You should rest the sprained limb for 24 - 48 hours post injury.


Ice should be used to reduce swelling and pain, and should not be applied for more than 10 to 15 minutes at a time. If you do not have ice on hand, you can use anything frozen such as a bag of frozen peas. Never apply heat to an injury as this will increase swelling!


There are various options for compression: Elasticated tubular bandage (Tubigrip) which can be strapped either single or doubled over. This should not be worn too tight as it may lead to thrombosis.

Crepe bandage

Elastoplast strapping


Elevate the sprained limb horizontally to decrease swelling and discomfort.


As soon as symptoms allow gently exercise the injured limb.

Prevention and Protection

Snowboarding injuries can be prevented by following a number of safety precautions.
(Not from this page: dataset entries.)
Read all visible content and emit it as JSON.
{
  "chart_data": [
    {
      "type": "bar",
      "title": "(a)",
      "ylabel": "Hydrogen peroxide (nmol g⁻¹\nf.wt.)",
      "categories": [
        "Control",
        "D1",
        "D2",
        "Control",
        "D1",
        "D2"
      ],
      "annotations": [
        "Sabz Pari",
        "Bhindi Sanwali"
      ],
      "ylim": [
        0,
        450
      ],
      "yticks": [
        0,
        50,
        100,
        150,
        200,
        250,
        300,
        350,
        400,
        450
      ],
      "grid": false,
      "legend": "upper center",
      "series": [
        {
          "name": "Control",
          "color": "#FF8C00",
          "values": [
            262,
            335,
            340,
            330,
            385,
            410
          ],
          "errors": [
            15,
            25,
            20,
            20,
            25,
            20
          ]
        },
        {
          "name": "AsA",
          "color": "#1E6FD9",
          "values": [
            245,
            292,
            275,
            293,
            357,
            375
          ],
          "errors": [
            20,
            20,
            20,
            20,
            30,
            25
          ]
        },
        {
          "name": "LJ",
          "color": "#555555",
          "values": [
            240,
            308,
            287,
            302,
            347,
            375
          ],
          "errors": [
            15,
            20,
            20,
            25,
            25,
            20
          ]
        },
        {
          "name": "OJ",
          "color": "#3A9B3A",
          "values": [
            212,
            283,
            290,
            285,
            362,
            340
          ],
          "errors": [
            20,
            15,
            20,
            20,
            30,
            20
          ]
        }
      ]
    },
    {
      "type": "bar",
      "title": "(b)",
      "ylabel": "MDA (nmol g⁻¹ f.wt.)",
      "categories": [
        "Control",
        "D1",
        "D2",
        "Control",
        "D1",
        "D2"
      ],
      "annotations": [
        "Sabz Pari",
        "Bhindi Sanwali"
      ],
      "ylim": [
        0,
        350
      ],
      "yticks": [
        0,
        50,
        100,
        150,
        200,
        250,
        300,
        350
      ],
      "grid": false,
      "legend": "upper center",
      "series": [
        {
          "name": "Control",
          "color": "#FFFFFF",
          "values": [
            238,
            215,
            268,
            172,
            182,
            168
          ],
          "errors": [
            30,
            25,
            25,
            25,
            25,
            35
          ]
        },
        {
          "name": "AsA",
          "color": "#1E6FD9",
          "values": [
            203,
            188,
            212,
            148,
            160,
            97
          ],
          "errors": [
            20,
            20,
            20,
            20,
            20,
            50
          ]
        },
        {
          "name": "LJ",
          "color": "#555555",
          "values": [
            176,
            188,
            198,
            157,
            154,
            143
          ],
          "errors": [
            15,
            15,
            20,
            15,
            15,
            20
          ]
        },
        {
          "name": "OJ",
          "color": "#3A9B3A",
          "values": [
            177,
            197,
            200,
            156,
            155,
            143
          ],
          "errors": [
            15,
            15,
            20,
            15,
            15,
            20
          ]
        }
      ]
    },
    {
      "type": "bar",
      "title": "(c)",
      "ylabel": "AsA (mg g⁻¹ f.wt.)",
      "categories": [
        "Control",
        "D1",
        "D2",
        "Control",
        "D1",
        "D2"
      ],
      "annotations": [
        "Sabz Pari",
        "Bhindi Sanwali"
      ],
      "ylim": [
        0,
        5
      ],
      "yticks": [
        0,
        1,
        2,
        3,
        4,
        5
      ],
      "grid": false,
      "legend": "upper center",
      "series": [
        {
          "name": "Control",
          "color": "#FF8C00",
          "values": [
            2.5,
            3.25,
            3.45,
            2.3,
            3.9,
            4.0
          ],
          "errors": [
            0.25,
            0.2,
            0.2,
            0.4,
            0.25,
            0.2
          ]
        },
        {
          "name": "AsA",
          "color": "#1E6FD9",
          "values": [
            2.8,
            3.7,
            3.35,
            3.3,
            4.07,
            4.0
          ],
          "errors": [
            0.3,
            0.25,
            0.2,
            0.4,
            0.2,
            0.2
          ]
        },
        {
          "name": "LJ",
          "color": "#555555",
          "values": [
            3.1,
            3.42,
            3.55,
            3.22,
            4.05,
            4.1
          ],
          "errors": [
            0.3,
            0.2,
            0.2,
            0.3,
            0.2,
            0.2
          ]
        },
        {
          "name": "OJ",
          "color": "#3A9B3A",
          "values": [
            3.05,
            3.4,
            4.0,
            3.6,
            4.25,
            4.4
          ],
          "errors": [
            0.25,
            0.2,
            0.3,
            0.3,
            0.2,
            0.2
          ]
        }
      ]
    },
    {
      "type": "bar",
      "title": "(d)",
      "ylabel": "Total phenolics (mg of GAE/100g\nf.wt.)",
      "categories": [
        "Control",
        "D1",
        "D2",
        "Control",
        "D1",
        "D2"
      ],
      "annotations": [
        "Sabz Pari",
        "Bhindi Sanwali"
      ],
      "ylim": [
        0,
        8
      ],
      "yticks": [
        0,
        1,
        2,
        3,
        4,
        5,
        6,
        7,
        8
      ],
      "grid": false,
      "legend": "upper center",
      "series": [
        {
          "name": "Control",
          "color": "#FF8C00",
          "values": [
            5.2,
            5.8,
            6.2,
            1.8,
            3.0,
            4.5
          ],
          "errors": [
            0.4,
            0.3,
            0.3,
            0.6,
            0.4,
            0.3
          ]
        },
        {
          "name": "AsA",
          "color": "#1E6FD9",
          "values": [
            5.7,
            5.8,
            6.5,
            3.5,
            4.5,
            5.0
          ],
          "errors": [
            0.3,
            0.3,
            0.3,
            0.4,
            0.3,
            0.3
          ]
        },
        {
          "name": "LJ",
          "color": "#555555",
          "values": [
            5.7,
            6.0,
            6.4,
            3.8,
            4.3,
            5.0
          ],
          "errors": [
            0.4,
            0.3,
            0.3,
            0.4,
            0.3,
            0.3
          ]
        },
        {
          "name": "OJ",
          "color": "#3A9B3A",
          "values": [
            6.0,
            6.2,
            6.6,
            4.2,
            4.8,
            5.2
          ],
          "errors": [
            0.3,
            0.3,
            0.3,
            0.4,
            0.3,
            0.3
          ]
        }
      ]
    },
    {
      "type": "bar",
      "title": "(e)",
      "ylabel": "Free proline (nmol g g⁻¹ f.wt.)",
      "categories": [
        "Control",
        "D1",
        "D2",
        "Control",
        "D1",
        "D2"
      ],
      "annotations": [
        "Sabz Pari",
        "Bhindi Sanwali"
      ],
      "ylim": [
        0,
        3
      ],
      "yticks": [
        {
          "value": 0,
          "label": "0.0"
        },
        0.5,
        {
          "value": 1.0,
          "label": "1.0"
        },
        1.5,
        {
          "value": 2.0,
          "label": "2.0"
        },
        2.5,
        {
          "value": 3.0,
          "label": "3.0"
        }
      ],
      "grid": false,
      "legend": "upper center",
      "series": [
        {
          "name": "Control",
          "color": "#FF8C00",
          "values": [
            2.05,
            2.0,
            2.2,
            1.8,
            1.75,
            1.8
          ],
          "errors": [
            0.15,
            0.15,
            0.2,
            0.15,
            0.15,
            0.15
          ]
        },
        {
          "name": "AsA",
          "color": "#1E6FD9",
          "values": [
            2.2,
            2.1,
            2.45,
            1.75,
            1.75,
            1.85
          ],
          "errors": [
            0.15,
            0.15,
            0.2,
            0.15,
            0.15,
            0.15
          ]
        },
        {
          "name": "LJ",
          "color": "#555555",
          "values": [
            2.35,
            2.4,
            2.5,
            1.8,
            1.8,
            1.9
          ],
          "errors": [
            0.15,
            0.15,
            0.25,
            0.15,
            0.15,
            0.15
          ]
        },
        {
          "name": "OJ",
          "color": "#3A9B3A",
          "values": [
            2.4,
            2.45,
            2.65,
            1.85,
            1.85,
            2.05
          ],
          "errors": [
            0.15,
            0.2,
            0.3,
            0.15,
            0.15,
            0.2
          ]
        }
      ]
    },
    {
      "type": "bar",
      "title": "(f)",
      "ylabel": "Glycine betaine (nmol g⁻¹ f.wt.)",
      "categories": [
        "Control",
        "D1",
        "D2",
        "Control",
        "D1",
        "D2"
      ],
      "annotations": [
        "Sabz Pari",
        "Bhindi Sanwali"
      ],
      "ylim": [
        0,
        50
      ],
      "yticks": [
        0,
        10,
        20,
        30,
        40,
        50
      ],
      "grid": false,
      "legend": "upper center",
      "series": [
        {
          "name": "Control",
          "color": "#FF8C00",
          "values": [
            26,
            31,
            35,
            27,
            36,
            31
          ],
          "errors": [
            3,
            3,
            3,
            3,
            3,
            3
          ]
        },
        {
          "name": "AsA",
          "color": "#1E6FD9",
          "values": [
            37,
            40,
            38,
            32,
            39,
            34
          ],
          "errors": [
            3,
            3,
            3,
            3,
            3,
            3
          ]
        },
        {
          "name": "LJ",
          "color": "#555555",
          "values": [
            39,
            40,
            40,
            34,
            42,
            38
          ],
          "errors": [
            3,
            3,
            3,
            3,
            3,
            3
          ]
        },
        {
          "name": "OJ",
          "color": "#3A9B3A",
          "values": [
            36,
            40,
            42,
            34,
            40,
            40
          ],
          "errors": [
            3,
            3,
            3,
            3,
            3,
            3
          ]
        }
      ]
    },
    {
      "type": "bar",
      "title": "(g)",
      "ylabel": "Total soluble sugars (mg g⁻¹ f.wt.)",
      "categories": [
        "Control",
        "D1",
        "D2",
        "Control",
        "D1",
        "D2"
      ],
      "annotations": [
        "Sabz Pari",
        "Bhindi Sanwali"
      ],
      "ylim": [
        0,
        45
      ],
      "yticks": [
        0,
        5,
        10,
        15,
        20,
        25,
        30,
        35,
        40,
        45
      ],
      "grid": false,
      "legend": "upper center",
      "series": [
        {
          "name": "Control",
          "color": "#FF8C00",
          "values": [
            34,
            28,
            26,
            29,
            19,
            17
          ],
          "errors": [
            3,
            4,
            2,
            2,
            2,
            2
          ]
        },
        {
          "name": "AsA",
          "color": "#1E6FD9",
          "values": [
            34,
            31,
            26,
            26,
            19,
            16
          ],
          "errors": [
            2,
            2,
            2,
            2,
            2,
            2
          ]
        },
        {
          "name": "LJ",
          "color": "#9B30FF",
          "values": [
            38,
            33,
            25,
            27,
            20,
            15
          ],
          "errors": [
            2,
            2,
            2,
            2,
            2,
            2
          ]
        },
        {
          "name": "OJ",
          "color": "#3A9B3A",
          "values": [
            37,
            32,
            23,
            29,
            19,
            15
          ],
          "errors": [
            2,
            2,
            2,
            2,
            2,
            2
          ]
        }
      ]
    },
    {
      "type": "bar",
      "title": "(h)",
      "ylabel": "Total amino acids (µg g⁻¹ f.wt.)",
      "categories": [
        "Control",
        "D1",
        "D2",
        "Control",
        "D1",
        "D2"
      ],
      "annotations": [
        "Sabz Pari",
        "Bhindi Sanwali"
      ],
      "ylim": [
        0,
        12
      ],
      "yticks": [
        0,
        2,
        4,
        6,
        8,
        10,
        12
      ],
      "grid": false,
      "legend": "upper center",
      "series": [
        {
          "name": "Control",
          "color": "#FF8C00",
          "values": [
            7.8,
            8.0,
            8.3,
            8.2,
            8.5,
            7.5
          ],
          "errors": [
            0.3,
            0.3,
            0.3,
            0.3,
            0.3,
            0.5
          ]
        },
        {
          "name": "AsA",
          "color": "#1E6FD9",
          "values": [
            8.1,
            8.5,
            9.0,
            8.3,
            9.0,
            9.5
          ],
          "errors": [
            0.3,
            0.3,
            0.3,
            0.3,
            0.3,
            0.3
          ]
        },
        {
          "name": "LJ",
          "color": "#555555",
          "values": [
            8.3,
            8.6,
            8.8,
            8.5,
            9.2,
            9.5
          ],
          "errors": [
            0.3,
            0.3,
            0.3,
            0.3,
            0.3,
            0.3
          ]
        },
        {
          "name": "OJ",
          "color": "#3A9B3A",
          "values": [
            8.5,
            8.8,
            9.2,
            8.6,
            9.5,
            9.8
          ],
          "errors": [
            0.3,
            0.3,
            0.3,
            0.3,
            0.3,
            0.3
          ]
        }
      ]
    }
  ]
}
A fitness programme is essential to train the body for the maneuverability needed for snowboarding. Taking a few snowboarding lessons and having a good instructor helps to minimize the number of injuries that occur, teaches you how to snowboard effectively and what gear must be worn for your safety. The most important of injury prevention is wearing the right protective equipment. There are different types of gear that are specifically designed to protect certain areas of the body.


Helmets are very important in preventing head injury as it is common for snowboarders to fall and injure their heads. There are different types of helmets from lightweight to heavyweight, with venting or no venting, with or without ear flaps, as well as different styles. It is important to choose a helmet that fits you snuggly, is comfortable and not too heavy.


There are three kinds of snowboarding boots that differ in the support they give to the ankle and foot. Soft boots are used by most snowboarders and offer sufficient stability and flexibility. Hard boots are usually worn by racers and provide ample ankle support. Hybrid boots have the support of hard boots with the comfort and maneuverability of soft boots. It is important to choose the right footwear for the particular snowboarding activity that you will undertake, i.e. beginner, racer, etc. as each of these boots place the body under different injury risks. Soft boots present twice the risk of ankle injury compared to hard boots due to their moderate ankle support, however hard boots present twice the risk of knee injury than soft boots because they offer less movement. Hiking boots must never be used as they can lead to serious injury. It is important to note that boots and bindings must be bought together as the choice of boots depends on what type of bindings you want to use such as step in bindings or strap bindings.

Wrist and Elbow guards

Wrist guards help support the wrist and are available in different styles for over and inside the glove as well as integrated into the glove. Wrist guards used for inline skating and skateboarding can also be used for snowboarding. Elbow guards help to protect the elbows from bruising and fractures.

Knee and tailbone pads

Knee pads help to protect the knees from bruising, and should be worn if you have weak knee caps. Tailbone pads help to protect the tailbone and should be worn with beginners, as they frequently fall backwards.

Padded jackets and pants

Padded jackets and pants help to prevent other parts of the body from bruising.


Goggles help to keep the snow and wind out of your eyes. They also protect the eyes from the harmful rays of the sun which are also reflected by the snow. If you are wearing a helmet and goggles make sure that the goggles fit comfortably with the helmet. Follow these snowboard safety tips and you will have the ultimate pain free snowboarding experience!